Seul son casque aux couleurs Red Bull trahit son activité principale. « Gives you wings ». Pour le reste, lui aussi est dans sa bulle. Il échange avec ses mécaniciens. Rien d’autre. Regard éclairé. Mais ailleurs. Entre concentration et songe. Inaccessible. Un vague coup d’œil avant de se lancer sur une piste humide sera la seule manifestation d’interaction avec le monde que je surprendrai.
Mais pourquoi s’étonner ? Ce type rêve son monde et lui donne corps. Il appartient à une époque où le sport automobile est hyper professionnalisé. Sous l’égide de grands constructeurs dont les enjeux financiers sont énormes. Pas de place pour la bonhommie, le rire ou l’échange gratuit. « Focused »…
Cette attitude porte ses fruits. Après avoir tâtonné chez Fittipaldi – d’où il s’est fait virer… puis s’être frotté à la formule Indy, il rejoint Lola-Force dont l’aventure tourne court puis March où il créée une voiture aux couleurs Leyton House qui se distingue par sa compétitivité sinon par sa fiabilité. Ce qui lui vaut son second limogeage. Il rentre alors chez Williams aux côtés de Patrick Head. La bonne personne au bon moment au bon endroit. Chef designer puis concepteur, il donne vit à une lignée qui donnera 9 titres mondiaux pilotes et constructeurs à la marque entre 1992 et 1997. Il poursuit chez McLaren avec 3 titres en 1998-1999 et passe ensuite chez Red Bull avec 8 titres entre 2010 et 2013…
Aujourd’hui sa belle Lotus 49 aux couleurs Gold Leaf lui donne- t-elle une perception différente de la course ? Lui permet – elle de parler et d’échanger différemment avec ses pilotes ? Difficile de dire dans quel sens son estime évolue.

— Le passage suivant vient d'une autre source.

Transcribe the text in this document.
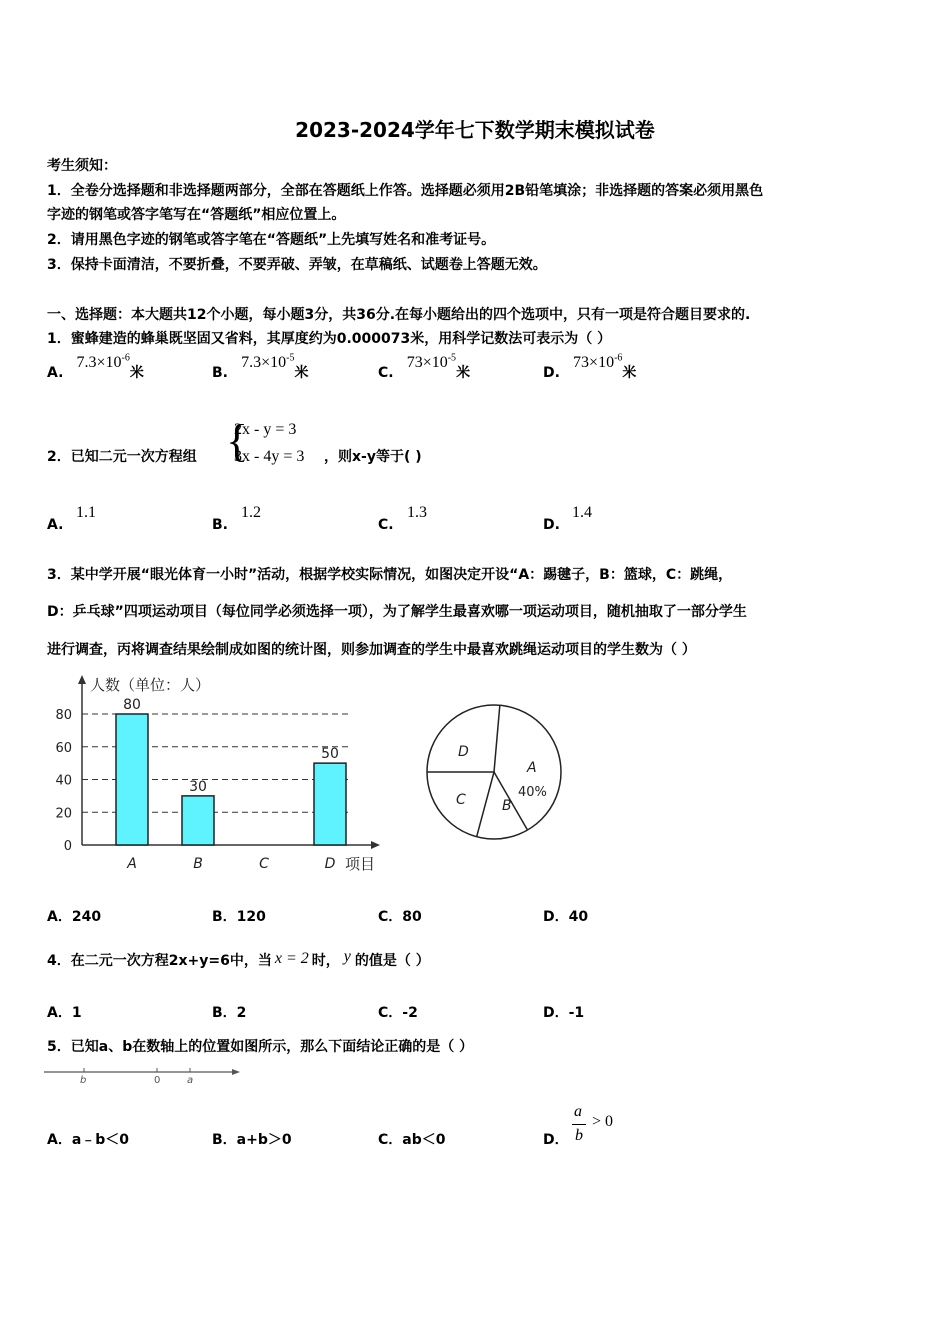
2023-2024学年七下数学期末模拟试卷
考生须知：
1．全卷分选择题和非选择题两部分，全部在答题纸上作答。选择题必须用2B铅笔填涂；非选择题的答案必须用黑色
字迹的钢笔或答字笔写在“答题纸”相应位置上。
2．请用黑色字迹的钢笔或答字笔在“答题纸”上先填写姓名和准考证号。
3．保持卡面清洁，不要折叠，不要弄破、弄皱，在草稿纸、试题卷上答题无效。
一、选择题：本大题共12个小题，每小题3分，共36分.在每小题给出的四个选项中，只有一项是符合题目要求的.
1．蜜蜂建造的蜂巢既坚固又省料，其厚度约为0.000073米，用科学记数法可表示为（ ）
A. $7.3\times 10^{-6}$米	B. $7.3\times 10^{-5}$米	C. $73\times 10^{-5}$米	D. $73\times 10^{-6}$米
2．已知二元一次方程组 {
2x - y = 3
3x - 4y = 3 ，则x-y等于( )
A.
1.1
B.
1.2
C.
1.3
D.
1.4
3．某中学开展“眼光体育一小时”活动，根据学校实际情况，如图决定开设“A：踢毽子，B：篮球，C：跳绳，
D：乒乓球”四项运动项目（每位同学必须选择一项），为了解学生最喜欢哪一项运动项目，随机抽取了一部分学生
进行调查，丙将调查结果绘制成如图的统计图，则参加调查的学生中最喜欢跳绳运动项目的学生数为（ ）
人数（单位：人）
项目
0
20
40
60
80
80
A
30
B	C
50
D
A
B
C
D
40%
A．240	B．120	C．80	D．40
4．在二元一次方程2x+y=6中，当 x = 2 时， y 的值是（ ）
A．1	B．2	C．-2	D．-1
5．已知a、b在数轴上的位置如图所示，那么下面结论正确的是（ ）
b	0	a
A．a﹣b＜0	B．a+b＞0	C．ab＜0	D．
a
b
> 0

Plus de respect pour les anciens ? Pour être là, on peut penser que ce respect, il l’a. Et c’est l’image de Colin Chapman qui s’impose à la réflexion. Compacité, légèreté, aérodynamique. Effet de sol. Tiens, il a réalisé son mémoire de fin d’études sur ce sujet… Etonnant n’est-ce pas ?
Il a fini sa course avec la 7e place et le 11e temps.
BOB DANCE
La transition est toute trouvée pour parler de Bob Dance. Il n’a certes jamais conçu de voitures. Mais il est l’âme du Lotus Historic Team aux côtés de Clive Chapman. Celui qui a tout connu en tant que chef mécanicien. Dans les années 60 aux côtés de Colin Chapman, avec Clark et Hill. Dans les années 77-94 avec Ickx, Nilsson, Andretti, Peterson, Reutemann, De Angelis, Mansell, Senna…

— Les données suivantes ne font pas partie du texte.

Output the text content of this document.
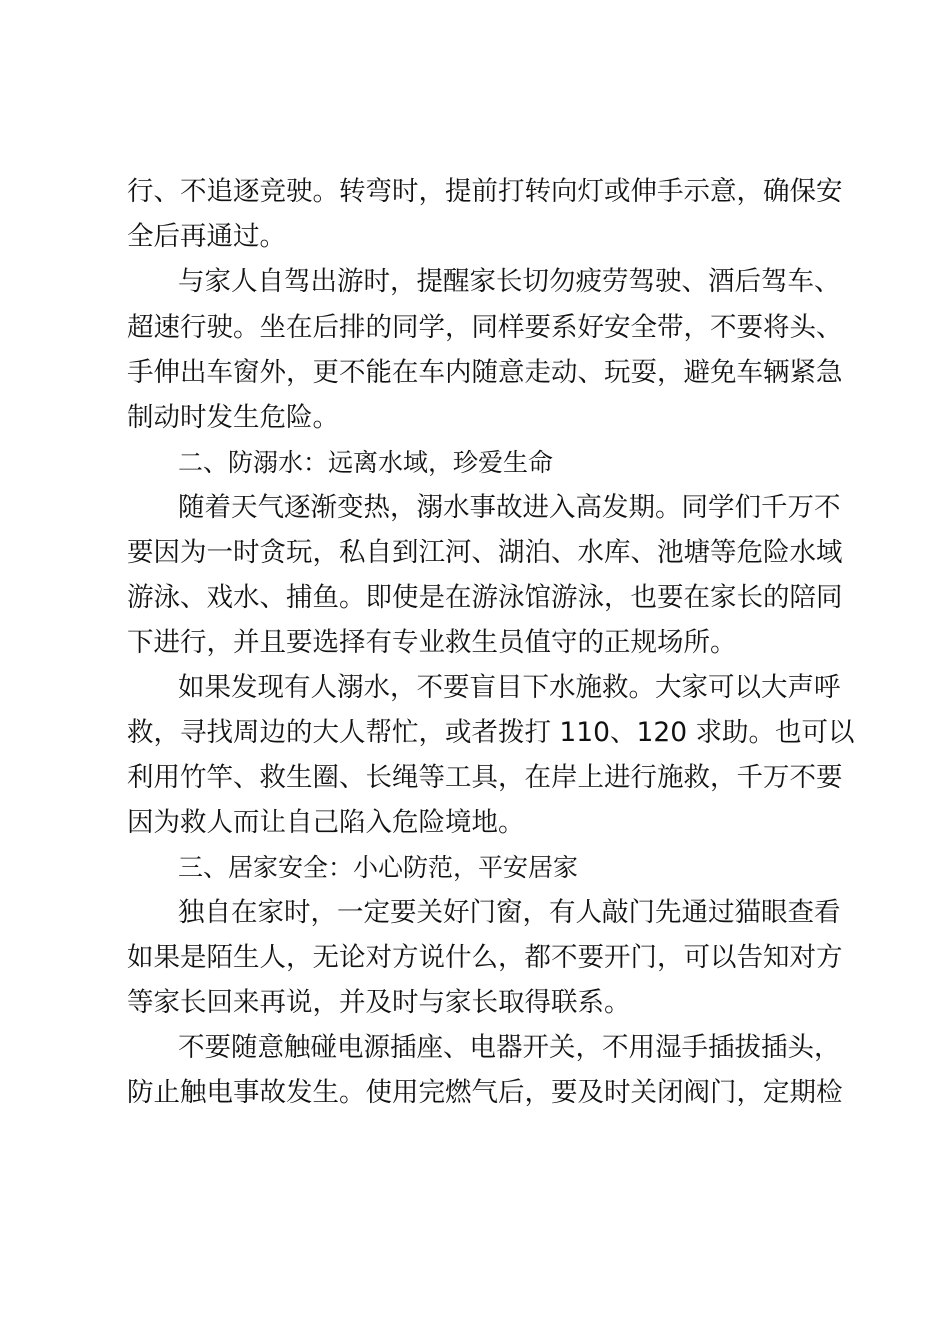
行、不追逐竞驶。转弯时，提前打转向灯或伸手示意，确保安
全后再通过。
与家人自驾出游时，提醒家长切勿疲劳驾驶、酒后驾车、
超速行驶。坐在后排的同学，同样要系好安全带，不要将头、
手伸出车窗外，更不能在车内随意走动、玩耍，避免车辆紧急
制动时发生危险。
二、防溺水：远离水域，珍爱生命
随着天气逐渐变热，溺水事故进入高发期。同学们千万不
要因为一时贪玩，私自到江河、湖泊、水库、池塘等危险水域
游泳、戏水、捕鱼。即使是在游泳馆游泳，也要在家长的陪同
下进行，并且要选择有专业救生员值守的正规场所。
如果发现有人溺水，不要盲目下水施救。大家可以大声呼
救，寻找周边的大人帮忙，或者拨打 110、120 求助。也可以
利用竹竿、救生圈、长绳等工具，在岸上进行施救，千万不要
因为救人而让自己陷入危险境地。
三、居家安全：小心防范，平安居家
独自在家时，一定要关好门窗，有人敲门先通过猫眼查看
如果是陌生人，无论对方说什么，都不要开门，可以告知对方
等家长回来再说，并及时与家长取得联系。
不要随意触碰电源插座、电器开关，不用湿手插拔插头，
防止触电事故发生。使用完燃气后，要及时关闭阀门，定期检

Certains auraient pris leur retraite. Lui est parti chez Tom’s Toyota puis chez Audi – Bentley pour préparer les voitures des 24h du Mans. En 2004 il est retourné chez Lotus pour s’occuper des voitures de l’Historic Team. Cette année à Monaco il avait en charge les anciennes. Celles du plateau E. Le team en engageait deux dans cette catégorie. Dont la 25 de Clark qui remporta sept victoires et le titre en 1963. Bon sang ne sachant mentir, la même ( N°9) gagnait le Grand Prix Historique cette année encore pilotée par Andy Middlehurst. L’autre était la Lotus 21 (N°21) qui gagna le Grand Prix des USA 1961 avec Ines Ireland.

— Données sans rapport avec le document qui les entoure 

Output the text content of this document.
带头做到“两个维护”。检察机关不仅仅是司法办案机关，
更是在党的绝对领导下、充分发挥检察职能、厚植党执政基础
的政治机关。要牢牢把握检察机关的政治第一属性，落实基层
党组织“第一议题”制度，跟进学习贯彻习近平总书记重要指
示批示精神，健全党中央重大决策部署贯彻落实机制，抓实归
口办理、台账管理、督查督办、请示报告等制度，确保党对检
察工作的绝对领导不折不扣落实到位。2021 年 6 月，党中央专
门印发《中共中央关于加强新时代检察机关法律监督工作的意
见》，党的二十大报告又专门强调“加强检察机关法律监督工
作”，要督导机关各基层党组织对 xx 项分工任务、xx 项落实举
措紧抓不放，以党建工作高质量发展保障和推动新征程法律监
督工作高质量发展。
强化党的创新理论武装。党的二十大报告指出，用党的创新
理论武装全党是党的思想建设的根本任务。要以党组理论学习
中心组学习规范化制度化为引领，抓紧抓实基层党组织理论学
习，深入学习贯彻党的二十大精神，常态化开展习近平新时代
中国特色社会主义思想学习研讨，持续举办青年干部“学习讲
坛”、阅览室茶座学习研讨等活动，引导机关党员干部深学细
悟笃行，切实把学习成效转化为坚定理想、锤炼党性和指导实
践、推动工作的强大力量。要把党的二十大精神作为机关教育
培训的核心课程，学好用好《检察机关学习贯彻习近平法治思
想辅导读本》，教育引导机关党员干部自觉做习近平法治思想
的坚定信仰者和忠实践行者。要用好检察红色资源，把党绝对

J’avais échangé il y a deux ans avec Bob Dance. Mais cette années le paddock du plateau E était à l’autre bout du port. Les allées et venues à pieds prenaient du temps et Bob était trop affairé pour qu’on puisse le déranger. Je me suis trouvé par hasard à côté de Jacky Ickx quand celui-ci l’a approché pour lui demander de ses nouvelles. On sentait chez Ickx de la cordialité mais aussi beaucoup d’empathie et d’estime. Au-delà de la vie au sein de l’écurie, c’est une époque qu’ils ont partagée.
Si j’ai bien compté le Team engageait cinq voitures cette année à Monaco. Il est possible qu’ils en aient assisté davantage. Vingt-quatre Lotus ont participé aux différentes courses!
L’héritage de l’ingénieur Colin Chapman est bien vivant.